On the screen, I watch her get ready for bed—an intimate ritual I've witnessed hundreds of times but never tire of. The way she braids her hair loosely to one side. The careful application of moisturizer. The yoga stretches she does to ease tension in her shoulders. The ass that bends and makes my cock hard.

She's trying to maintain her routine, to impose order on a situation that's spiraling beyond her control.

I did the same thing once. After the accident. After waking from the coma to learn that Alex was gone and his family wanted me dead, too. I tried to impose order. Routine. Control.

It didn't work then either. The guilt ate through everything like acid.

Until I found my purpose. Until I realized that I could honor Alex by protecting what he left behind.

Finally, she climbs into bed, but she doesn't turn off the light. Instead, she lies there staring at the ceiling, her mind clearly racing.
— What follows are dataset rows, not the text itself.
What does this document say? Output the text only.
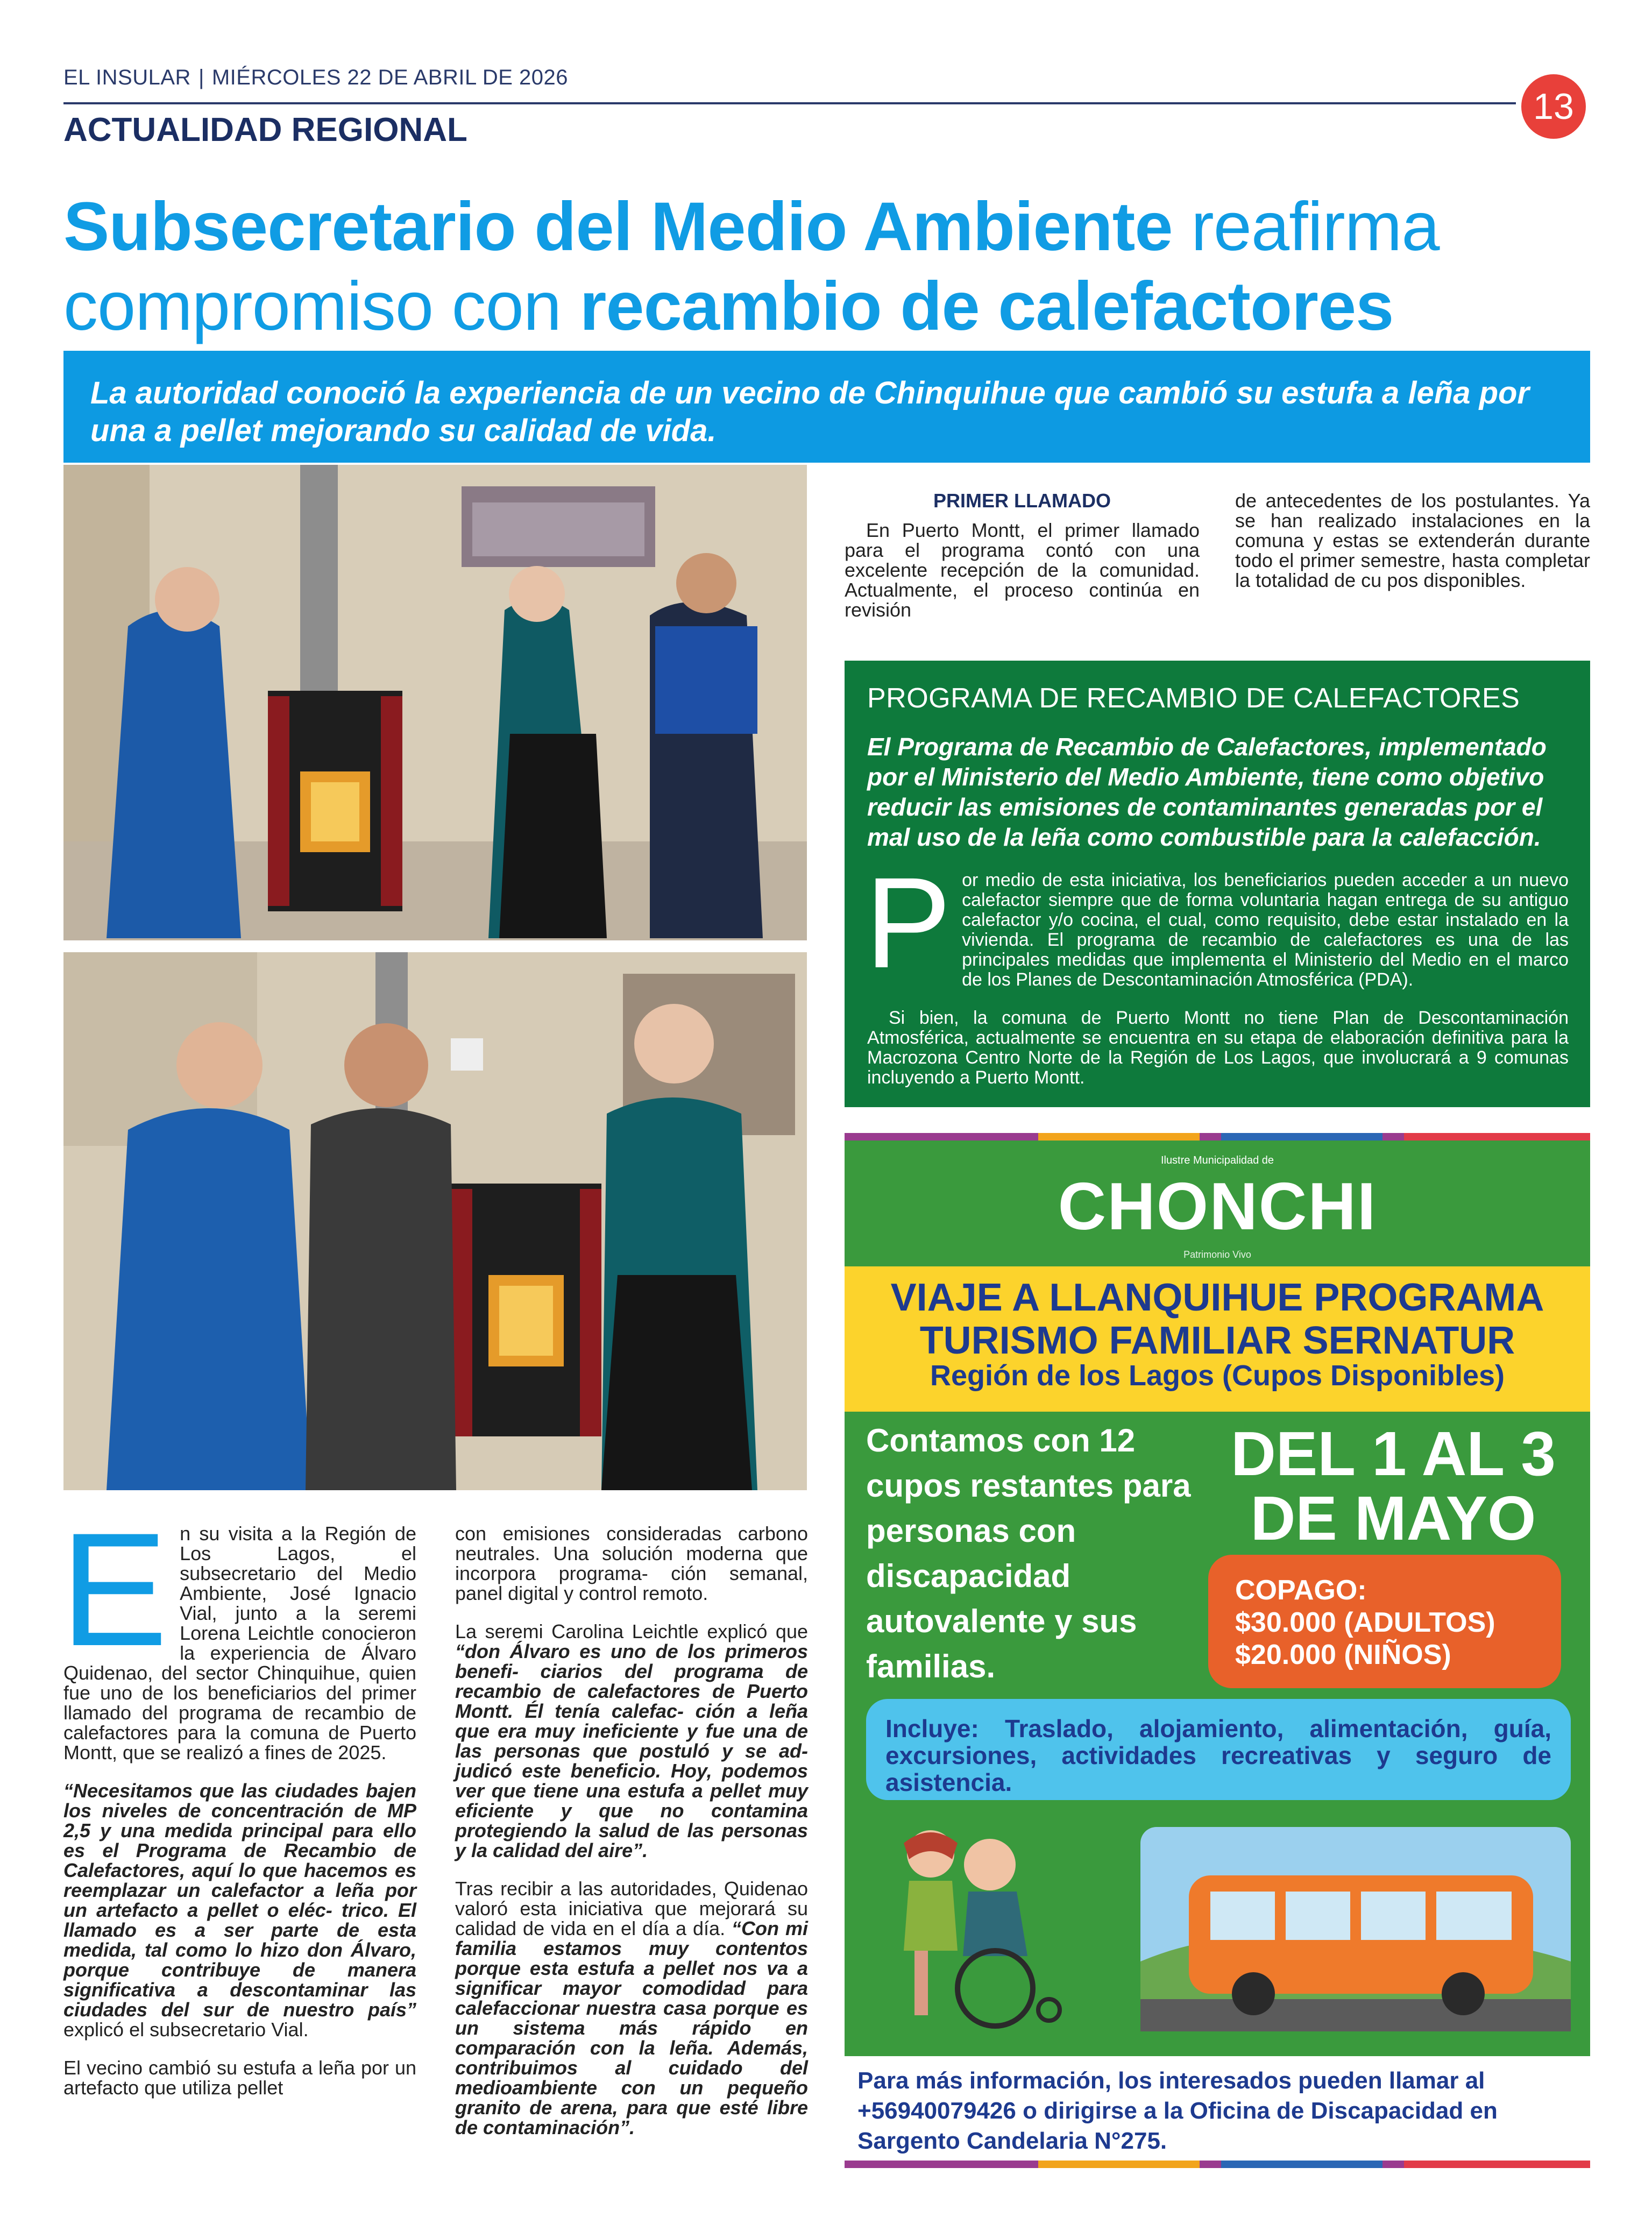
EL INSULAR | MIÉRCOLES 22 DE ABRIL DE 2026
13
ACTUALIDAD REGIONAL
Subsecretario del Medio Ambiente reafirma
compromiso con recambio de calefactores
La autoridad conoció la experiencia de un vecino de Chinquihue que cambió su estufa a leña por una a pellet mejorando su calidad de vida.

En su visita a la Región de Los Lagos, el subsecretario del Medio Ambiente, José Ignacio Vial, junto a la seremi Lorena Leichtle conocieron la experiencia de Álvaro Quidenao, del sector Chinquihue, quien fue uno de los beneficiarios del primer llamado del programa de recambio de calefactores para la comuna de Puerto Montt, que se realizó a fines de 2025.

“Necesitamos que las ciudades bajen los niveles de concentración de MP 2,5 y una medida principal para ello es el Programa de Recambio de Calefactores, aquí lo que hacemos es reemplazar un calefactor a leña por un artefacto a pellet o eléc- trico. El llamado es a ser parte de esta medida, tal como lo hizo don Álvaro, porque contribuye de manera significativa a descontaminar las ciudades del sur de nuestro país” explicó el subsecretario Vial.

El vecino cambió su estufa a leña por un artefacto que utiliza pellet

con emisiones consideradas carbono neutrales. Una solución moderna que incorpora programa- ción semanal, panel digital y control remoto.

La seremi Carolina Leichtle explicó que “don Álvaro es uno de los primeros benefi- ciarios del programa de recambio de calefactores de Puerto Montt. Él tenía calefac- ción a leña que era muy ineficiente y fue una de las personas que postuló y se ad- judicó este beneficio. Hoy, podemos ver que tiene una estufa a pellet muy eficiente y que no contamina protegiendo la salud de las personas y la calidad del aire”.

Tras recibir a las autoridades, Quidenao valoró esta iniciativa que mejorará su calidad de vida en el día a día. “Con mi familia estamos muy contentos porque esta estufa a pellet nos va a significar mayor comodidad para calefaccionar nuestra casa porque es un sistema más rápido en comparación con la leña. Además, contribuimos al cuidado del medioambiente con un pequeño granito de arena, para que esté libre de contaminación”.

PRIMER LLAMADO

En Puerto Montt, el primer llamado para el programa contó con una excelente recepción de la comunidad. Actualmente, el proceso continúa en revisión

de antecedentes de los postulantes. Ya se han realizado instalaciones en la comuna y estas se extenderán durante todo el primer semestre, hasta completar la totalidad de cu pos disponibles.

PROGRAMA DE RECAMBIO DE CALEFACTORES
El Programa de Recambio de Calefactores, implementado por el Ministerio del Medio Ambiente, tiene como objetivo reducir las emisiones de contaminantes generadas por el mal uso de la leña como combustible para la calefacción.

Por medio de esta iniciativa, los beneficiarios pueden acceder a un nuevo calefactor siempre que de forma voluntaria hagan entrega de su antiguo calefactor y/o cocina, el cual, como requisito, debe estar instalado en la vivienda. El programa de recambio de calefactores es una de las principales medidas que implementa el Ministerio del Medio en el marco de los Planes de Descontaminación Atmosférica (PDA).

Si bien, la comuna de Puerto Montt no tiene Plan de Descontaminación Atmosférica, actualmente se encuentra en su etapa de elaboración definitiva para la Macrozona Centro Norte de la Región de Los Lagos, que involucrará a 9 comunas incluyendo a Puerto Montt.

Ilustre Municipalidad de
CHONCHI
Patrimonio Vivo
VIAJE A LLANQUIHUE PROGRAMA
TURISMO FAMILIAR SERNATUR
Región de los Lagos (Cupos Disponibles)
Contamos con 12 cupos restantes para personas con discapacidad autovalente y sus familias.
DEL 1 AL 3
DE MAYO
COPAGO:
$30.000 (ADULTOS)
$20.000 (NIÑOS)
Incluye: Traslado, alojamiento, alimentación, guía, excursiones, actividades recreativas y seguro de asistencia.
Para más información, los interesados pueden llamar al +56940079426 o dirigirse a la Oficina de Discapacidad en Sargento Candelaria N°275.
She's afraid. I can see it in the tension of her body, the way her hands clench the sheets.

And I hate it. Hate that I'm the cause of her fear, even as I know it's necessary. She needs to understand that her carefullycontrolled world is an illusion before she can accept the reality I'm offering.

I've watched her routine hundreds of times, memorizing each gesture, each habit. But tonight feels different. Tonight, I won't just be watching from afar.

Tonight, I'm going to touch her.

The thought sends heat coursing through my veins. I've been so careful, so controlled for five years. Watching but never approaching. Orchestrating but never revealing myself. But the messages I've been leaving have changed something fundamental between us.

She knows I exist now. She's thinking about me, wondering who I am, trying to solve the puzzle I've become. And that knowledge—that she's finally aware of my presence—has broken something inside my careful control.

I need to be near her. Need to breathe the same air. Need to see her without the barrier of cameras and screens.

Just this once.

I stand and move through my immaculately clean penthouse to the private elevator, my heart rate elevated for the first time in years.